S&P 500 hits new high as other indexes slide
NEW YORK — The Standard & Poor’s 500 index closed at another record high even as other U.S. stock indexes edge lower.
Good news from J.C. Penney helped offset disappointing earnings reports from some U.S. companies.
The S&P 500 rose about 2 to 1,762. It also closed at record highs last Tuesday and Friday. The Dow Jones industrial average slipped a point to 15,568. The Nasdaq composite fell about 3 to 3,940.
Homebuilders fell after the number of Americans who signed contracts to buy previously occupied homes fell in September to the lowest in nine months, reflecting higher mortgage rates and prices.
Burger King’s earnings climb as costs decline
MIAMI — Burger King’s third-quarter net income surged to $68.2 million as it sharply reduced its restaurant expenses mostly due to the refranchising of company-owned restaurants and continued to grow overseas.
The company’s performance topped analysts’ estimates. It also raised its quarterly dividend.
Burger King has been revamping its business since it was purchased in 2010 by 3G Capital. The company has been selling more restaurants to franchisees in a bid to reduce overhead costs. Instead of booking sales from those restaurants, Burger King collects franchise fees.
Merck net income falls on charges, lower sales
NEW YORK — Merck & Co. said Monday that its third-quarter profit plunged 35 percent to $1.12 billion because of competition from generic drugs, lower sales of its top-selling medicine, and restructuring and acquisition charges.

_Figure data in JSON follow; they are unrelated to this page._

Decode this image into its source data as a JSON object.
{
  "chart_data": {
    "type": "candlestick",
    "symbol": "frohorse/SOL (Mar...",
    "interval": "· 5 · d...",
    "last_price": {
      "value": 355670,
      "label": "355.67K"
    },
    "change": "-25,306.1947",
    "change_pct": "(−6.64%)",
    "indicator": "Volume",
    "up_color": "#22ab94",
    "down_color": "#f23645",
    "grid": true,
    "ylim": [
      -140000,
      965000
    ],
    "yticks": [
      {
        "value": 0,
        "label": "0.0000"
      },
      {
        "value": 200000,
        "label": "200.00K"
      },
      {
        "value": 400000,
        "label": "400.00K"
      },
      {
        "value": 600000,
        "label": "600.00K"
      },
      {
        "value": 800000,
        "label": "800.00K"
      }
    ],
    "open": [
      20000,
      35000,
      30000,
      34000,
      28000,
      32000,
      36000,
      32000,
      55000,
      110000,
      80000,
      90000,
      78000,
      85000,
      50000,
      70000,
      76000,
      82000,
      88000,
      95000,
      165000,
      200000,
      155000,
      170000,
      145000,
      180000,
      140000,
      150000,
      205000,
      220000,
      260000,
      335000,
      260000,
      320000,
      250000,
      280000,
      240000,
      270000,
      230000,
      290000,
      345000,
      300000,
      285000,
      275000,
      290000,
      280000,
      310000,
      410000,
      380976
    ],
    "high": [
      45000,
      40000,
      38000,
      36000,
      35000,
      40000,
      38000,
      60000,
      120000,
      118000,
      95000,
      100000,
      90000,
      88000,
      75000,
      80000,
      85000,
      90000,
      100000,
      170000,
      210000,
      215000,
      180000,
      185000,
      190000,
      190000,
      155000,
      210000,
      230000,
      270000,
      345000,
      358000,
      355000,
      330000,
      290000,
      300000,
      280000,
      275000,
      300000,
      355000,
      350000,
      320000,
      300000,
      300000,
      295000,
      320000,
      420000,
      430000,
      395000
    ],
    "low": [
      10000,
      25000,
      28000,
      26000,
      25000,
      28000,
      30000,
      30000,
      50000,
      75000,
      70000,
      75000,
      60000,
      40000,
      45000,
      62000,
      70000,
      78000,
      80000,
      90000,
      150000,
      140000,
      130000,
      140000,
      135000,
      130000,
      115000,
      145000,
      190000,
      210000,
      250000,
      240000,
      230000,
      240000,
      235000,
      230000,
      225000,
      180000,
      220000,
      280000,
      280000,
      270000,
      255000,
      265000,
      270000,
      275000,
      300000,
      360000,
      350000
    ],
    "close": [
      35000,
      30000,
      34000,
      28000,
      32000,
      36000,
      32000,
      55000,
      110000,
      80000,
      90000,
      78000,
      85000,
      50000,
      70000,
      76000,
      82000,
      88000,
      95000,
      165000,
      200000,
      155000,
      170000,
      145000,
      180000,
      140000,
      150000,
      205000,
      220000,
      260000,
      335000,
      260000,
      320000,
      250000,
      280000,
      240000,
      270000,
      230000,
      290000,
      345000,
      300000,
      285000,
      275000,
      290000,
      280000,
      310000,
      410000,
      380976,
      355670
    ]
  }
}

It still beat Wall Street’s profit expectations, but sharply lowered its own forecast for the full year. Revenue totaled $11.03 billion, down 4 percent. missing expectations for $11.13 billion.
Generic competition continued to hammer asthma and allergy drug Singulair, cutting sales 53 percent in the quarter to $280 million. The drug had been bringing in $5.5 billion a year until its patent expired in August 2012 and cheap copycat versions flooded the market.
Hub airports say they support airline merger
DALLAS — The airports dominated by American Airlines and US Airways say they’ll be hurt if the carriers can’t merge.
The airports want to file a friend-of-the-court statement supporting the merger, which is the subject of a trial scheduled to start Nov. 25 in U.S. district court in Washington.
The request was filed Monday by Dallas-Fort Worth International Airport, Charlotte Douglas International Airport, Phoenix Sky Harbor International and Philadelphia International Airport.
The Justice Department sued in August to block the merger, saying that the deal would limit competition and drive up consumer prices.
The airports said if they’re allowed to file a brief, they’ll show that blocking the merger would hurt competition “to the detriment of the traveling public and labor, as well as to airports and their local communities.”
Michelin says its sales slumped in 3rd quarter
PARIS — Tire maker Michelin says its revenue slumped 5.8 percent in the third quarter and warned that the weakening U.S. and Canadian dollars would hurt full-year profits.
Michelin said in a statement Monday that its revenue for the July-September period fell to the equivalent of $7.06 billion.
Michelin said profits were being squeezed by the worsening exchange rate, which hurts it because its costs are largely in euros and much of its sales are made in dollars.
Michelin has major operations in the South Carolina Upstate.